Graphic by Darian Williams

Bianca Navas

Graphic by Darian Williams

On Friday, April 3, Florida Governor Ron DeSantis implemented a stay-at-home order for the state and ordered all schools to be closed until at least Friday, May 1. All activity in Florida will be limited to essential services over the next 30 days to try and slow down the spread of the COVID-19 pandemic.

DeSantis was resisting implementing such measures for the past few weeks, allowing businesses and public areas such as beaches to remain open across the state. According to Dr. Anthony Fauci, a lead member of the white house coronavirus task force, the governor stopped resisting after receiving a call from United States President Donald Trump on Wednesday, March 25, alerting him that up to 240,000 Americans could die if no preventative measures were taken.

“I’m glad some orders were finally put in place; this virus would [have] become a massive issue for Florida if everyone just kept interacting and spreading the virus,” senior Amanda Brotton said.

According to DeSantis’ new mandates, all senior citizens and individuals with a “significant underlying medical conditions” must remain at home, as they are most vulnerable to the effects of the virus. They are still allowed to leave for essential services and activities, like grocery shopping. DeSantis’ “safer at home” order also requires Floridians to stay in their homes for the month of April.

The order mandated the temporary closing of all businesses that were not deemed essential. Businesses are encouraged to work online while restaurants should now provide food via drive-thru, take out, or delivery. Services that have remained open under the order include hospitals, grocery stores, law enforcement offices, pharmacies, gas stations, banks, mailing and shipping companies, transportation services, utility and energy companies, pet supply stores, laundromats and religious institutions. 

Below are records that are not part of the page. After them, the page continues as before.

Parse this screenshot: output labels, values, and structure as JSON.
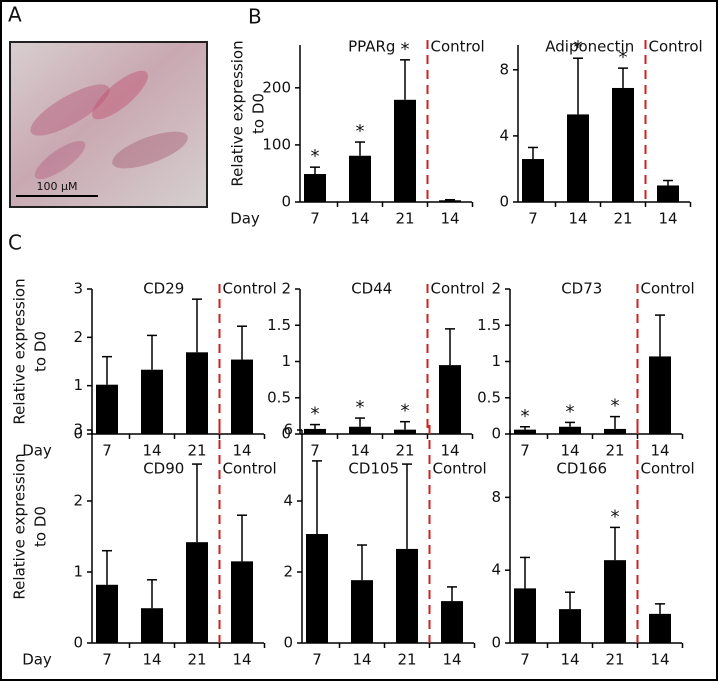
{
  "panel_labels": [
    "A",
    "B",
    "C"
  ],
  "image": {
    "scale_bar_label": "100 μM"
  },
  "chart_data": [
    {
      "type": "bar",
      "title": "PPARg",
      "annotation": "Control",
      "xlabel": "Day",
      "ylabel": [
        "Relative expression",
        "to D0"
      ],
      "categories": [
        "7",
        "14",
        "21",
        "14"
      ],
      "values": [
        49,
        81,
        179,
        3
      ],
      "errors": [
        12,
        24,
        70,
        1
      ],
      "significance": [
        "*",
        "*",
        "*",
        null
      ],
      "color": "#000000",
      "divider_color": "#cc2222",
      "ylim": [
        0,
        275
      ],
      "yticks": [
        0,
        100,
        200
      ]
    },
    {
      "type": "bar",
      "title": "Adiponectin",
      "annotation": "Control",
      "categories": [
        "7",
        "14",
        "21",
        "14"
      ],
      "values": [
        2.6,
        5.3,
        6.9,
        1.0
      ],
      "errors": [
        0.7,
        3.4,
        1.2,
        0.3
      ],
      "significance": [
        null,
        "*",
        "*",
        null
      ],
      "color": "#000000",
      "divider_color": "#cc2222",
      "ylim": [
        0,
        9.5
      ],
      "yticks": [
        0,
        4,
        8
      ]
    },
    {
      "type": "bar",
      "title": "CD29",
      "annotation": "Control",
      "xlabel": "Day",
      "ylabel": [
        "Relative expression",
        "to D0"
      ],
      "categories": [
        "7",
        "14",
        "21",
        "14"
      ],
      "values": [
        1.02,
        1.33,
        1.69,
        1.54
      ],
      "errors": [
        0.58,
        0.71,
        1.1,
        0.69
      ],
      "color": "#000000",
      "divider_color": "#cc2222",
      "ylim": [
        0,
        3
      ],
      "yticks": [
        0,
        1,
        2,
        3
      ]
    },
    {
      "type": "bar",
      "title": "CD44",
      "annotation": "Control",
      "categories": [
        "7",
        "14",
        "21",
        "14"
      ],
      "values": [
        0.07,
        0.1,
        0.06,
        0.95
      ],
      "errors": [
        0.06,
        0.12,
        0.11,
        0.5
      ],
      "significance": [
        "*",
        "*",
        "*",
        null
      ],
      "color": "#000000",
      "divider_color": "#cc2222",
      "ylim": [
        0,
        2
      ],
      "yticks": [
        0,
        0.5,
        1,
        1.5,
        2
      ]
    },
    {
      "type": "bar",
      "title": "CD73",
      "annotation": "Control",
      "categories": [
        "7",
        "14",
        "21",
        "14"
      ],
      "values": [
        0.06,
        0.1,
        0.07,
        1.07
      ],
      "errors": [
        0.04,
        0.06,
        0.17,
        0.57
      ],
      "significance": [
        "*",
        "*",
        "*",
        null
      ],
      "color": "#000000",
      "divider_color": "#cc2222",
      "ylim": [
        0,
        2
      ],
      "yticks": [
        0,
        0.5,
        1,
        1.5,
        2
      ]
    },
    {
      "type": "bar",
      "title": "CD90",
      "annotation": "Control",
      "xlabel": "Day",
      "ylabel": [
        "Relative expression",
        "to D0"
      ],
      "categories": [
        "7",
        "14",
        "21",
        "14"
      ],
      "values": [
        0.82,
        0.49,
        1.42,
        1.15
      ],
      "errors": [
        0.48,
        0.4,
        1.1,
        0.65
      ],
      "color": "#000000",
      "divider_color": "#cc2222",
      "ylim": [
        0,
        3
      ],
      "yticks": [
        0,
        1,
        2,
        3
      ]
    },
    {
      "type": "bar",
      "title": "CD105",
      "annotation": "Control",
      "categories": [
        "7",
        "14",
        "21",
        "14"
      ],
      "values": [
        3.07,
        1.77,
        2.65,
        1.18
      ],
      "errors": [
        2.06,
        0.99,
        2.39,
        0.4
      ],
      "color": "#000000",
      "divider_color": "#cc2222",
      "ylim": [
        0,
        6
      ],
      "yticks": [
        0,
        2,
        4,
        6
      ]
    },
    {
      "type": "bar",
      "title": "CD166",
      "annotation": "Control",
      "categories": [
        "7",
        "14",
        "21",
        "14"
      ],
      "values": [
        3.0,
        1.86,
        4.55,
        1.6
      ],
      "errors": [
        1.7,
        0.93,
        1.8,
        0.55
      ],
      "significance": [
        null,
        null,
        "*",
        null
      ],
      "color": "#000000",
      "divider_color": "#cc2222",
      "ylim": [
        0,
        11.7
      ],
      "yticks": [
        0,
        4,
        8
      ]
    }
  ]
}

DeSantis also ordered schools to remain closed until May 1, and required students and teachers to begin virtual school. For Broward County Public School students, video conferences are held through applications such as Zoom and Microsoft Teams to replicate class discussion time, and school work is assigned through Canvas, a learning management system.

“It’s not a great situation to be in, but I’m glad these orders were put in place to encourage social distancing, so coronavirus can spread slower and be dealt with easier,” senior Angelina Brier said.  

In these uncertain times, government officials and medical professionals are recommending social distancing for the foreseeable future in an attempt to slow the spread of the coronavirus.